Al-Qaeda founder Osama bin Laden has a close connection with Yemen through his father, who was born and raised there before settling in Saudi Arabia, where he made a fortune in construction.

Unlike many countries that contributed to the US-backed, Saudi-funded war against the Soviets in Afghanistan (1979 to 1989), Yemen welcomed home its battle-hardened and ideologically motivated fighters. For many, there were no jobs, so they drifted into criminal gangs that preyed on foreign workers and tourists.

Politicised veterans created a Yemeni branch of al-Qaeda and in 2000, the group staged a dramatic bomb-laden speedboat attack in Aden harbour on a US warship, the USS Cole, killing 17 sailors.

Under US pressure, the government cracked down on al-Qaeda, arresting many senior figures. In early 2006, however,

23 were freed in a jail-break.

In November 2008, al-Qaeda attacked the US embassy, killing 10 bystanders.
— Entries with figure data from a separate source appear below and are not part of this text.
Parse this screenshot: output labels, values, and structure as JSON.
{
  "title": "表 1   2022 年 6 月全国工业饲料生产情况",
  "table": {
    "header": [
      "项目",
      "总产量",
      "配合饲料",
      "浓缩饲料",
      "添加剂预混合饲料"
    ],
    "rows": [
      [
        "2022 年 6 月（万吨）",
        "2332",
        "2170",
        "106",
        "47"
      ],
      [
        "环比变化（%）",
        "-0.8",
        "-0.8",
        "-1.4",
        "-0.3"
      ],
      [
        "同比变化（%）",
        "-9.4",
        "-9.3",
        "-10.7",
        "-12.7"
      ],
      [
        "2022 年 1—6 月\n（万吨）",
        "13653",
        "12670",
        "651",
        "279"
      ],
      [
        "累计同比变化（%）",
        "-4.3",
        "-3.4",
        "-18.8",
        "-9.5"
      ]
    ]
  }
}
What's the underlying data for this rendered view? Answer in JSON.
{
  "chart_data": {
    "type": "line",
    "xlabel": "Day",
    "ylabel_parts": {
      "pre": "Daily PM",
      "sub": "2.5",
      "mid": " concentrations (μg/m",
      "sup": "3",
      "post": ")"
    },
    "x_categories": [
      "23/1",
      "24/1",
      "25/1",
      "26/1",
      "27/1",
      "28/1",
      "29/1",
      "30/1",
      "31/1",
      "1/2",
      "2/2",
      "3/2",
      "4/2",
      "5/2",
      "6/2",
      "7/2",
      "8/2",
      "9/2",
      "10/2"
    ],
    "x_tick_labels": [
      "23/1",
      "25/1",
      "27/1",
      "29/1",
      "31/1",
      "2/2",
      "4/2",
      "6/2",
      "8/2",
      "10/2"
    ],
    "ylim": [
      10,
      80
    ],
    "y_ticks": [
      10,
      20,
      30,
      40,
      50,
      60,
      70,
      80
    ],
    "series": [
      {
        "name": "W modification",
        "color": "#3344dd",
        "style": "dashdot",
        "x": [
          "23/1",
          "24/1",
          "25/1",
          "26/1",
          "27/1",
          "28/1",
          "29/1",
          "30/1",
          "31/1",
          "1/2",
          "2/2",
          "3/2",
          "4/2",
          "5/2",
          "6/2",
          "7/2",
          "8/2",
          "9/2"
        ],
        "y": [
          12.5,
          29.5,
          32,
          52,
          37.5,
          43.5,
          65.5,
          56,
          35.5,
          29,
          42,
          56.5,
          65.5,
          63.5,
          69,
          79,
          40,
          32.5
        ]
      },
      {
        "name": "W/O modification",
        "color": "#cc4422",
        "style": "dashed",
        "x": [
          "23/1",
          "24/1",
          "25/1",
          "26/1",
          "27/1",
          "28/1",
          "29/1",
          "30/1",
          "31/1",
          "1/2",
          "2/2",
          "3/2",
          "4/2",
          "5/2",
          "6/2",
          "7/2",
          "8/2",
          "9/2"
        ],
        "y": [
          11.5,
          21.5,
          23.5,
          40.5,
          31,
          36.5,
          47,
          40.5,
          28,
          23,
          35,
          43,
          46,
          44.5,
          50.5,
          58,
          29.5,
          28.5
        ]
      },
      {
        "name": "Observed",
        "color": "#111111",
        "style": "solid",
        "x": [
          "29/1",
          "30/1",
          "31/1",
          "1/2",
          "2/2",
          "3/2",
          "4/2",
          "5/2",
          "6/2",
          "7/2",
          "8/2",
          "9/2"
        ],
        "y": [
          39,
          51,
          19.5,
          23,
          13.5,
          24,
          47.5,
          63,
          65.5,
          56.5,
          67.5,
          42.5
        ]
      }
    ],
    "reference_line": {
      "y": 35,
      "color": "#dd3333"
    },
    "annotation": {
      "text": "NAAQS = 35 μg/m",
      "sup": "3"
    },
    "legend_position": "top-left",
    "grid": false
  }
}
A few weeks later, the Yemeni and Saudi branches merged to form Aqap.

The movement's leader, Nasir al-Wuhayshi, is a scion of a wealthy Yemeni family, as well as an Afghan veteran and former personal assistant of bin Laden.

The influential preacher Sheikh al-Aulaqi is the son of a former Yemeni minister of agriculture, while the father of the accused Detroit bomber is a leading banker in northern Nigeria.

Aqap operatives come from upper and middle classes as well as poor backgrounds and from the ranks of released Guantánamo detainees.